Viajar pelo mundo em fusos horários tão diferentes tem lados fascinantes e exigentes. O que você mais gosta e o que é mais difícil nessa rotina?
O que eu mais gosto é poder conhecer tantos lugares e culturas. O mais difícil, sem dúvida, é o sono. É um grande desafio manter uma rotina de descanso, principalmente porque não consigo dormir durante o dia. Já cheguei a ficar mais de 24 horas acordada por causa do trabalho, e isso é muito prejudicial. Para quem treina e depende de recuperação muscular, como eu, essa é a parte mais dura da profissão.
Trabalhar em uma companhia global significa conviver com pessoas de dezenas de nacionalidades. Como é essa experiência?
É muito enriquecedor. Aprendo diariamente sobre culturas, hábitos e até países que eu não conhecia antes. Já quis visitar lugares só porque colegas falaram deles — como o Quirguistão, o Cazaquistão ou até Chipre, onde estive nas últimas férias. Claro que existem desafios, porque cada nacionalidade tem um jeito de trabalhar, o que às vezes gera atrito. Mas, no geral, considero uma das maiores riquezas da minha profissão.
Ao longo da carreira, qual foi sua maior conquista pessoal e profissional?
Sem dúvida, ter entrado na Emirates. Foram anos de tentativas e frustrações até conseguir a aprovação. Hoje, olhar para trás e ver o quanto persisti me dá muito orgulho. É minha maior conquista pessoal e profissional.
Você tem alguma história marcante dessa vida nos ares?
São muitas, mas as mais emocionantes sempre envolvem os passageiros. Já aconteceu de levar idosos que nunca tinham saído do seu país, pessoas que iam encontrar familiares depois de anos separados… Estar presente nesses momentos é muito especial. O avião é, muitas vezes, palco de reencontros e sonhos realizados.
Que conselho você daria para jovens do Rio Grande do Sul e do Brasil que sonham em ser comissários em companhias internacionais?

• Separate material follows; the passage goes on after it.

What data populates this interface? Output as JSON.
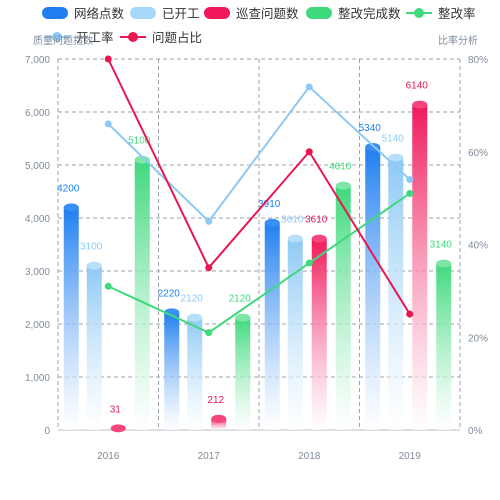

Eu diria para nunca desistirem. O processo é difícil, exige muito preparo — especialmente com idiomas — e a vida de comissário tem muitos desafios. Mas, se esse for o sonho, vale a pena insistir. A persistência é o que me trouxe até aqui.
Para o futuro, você pensa em voltar a morar no Brasil ou seguir a vida em Dubai?
Por enquanto, não penso em voltar. Gosto muito da vida que construí aqui, mas nunca digo nunca. O Brasil sempre será meu lar e o Rio Grande do Sul, minha origem.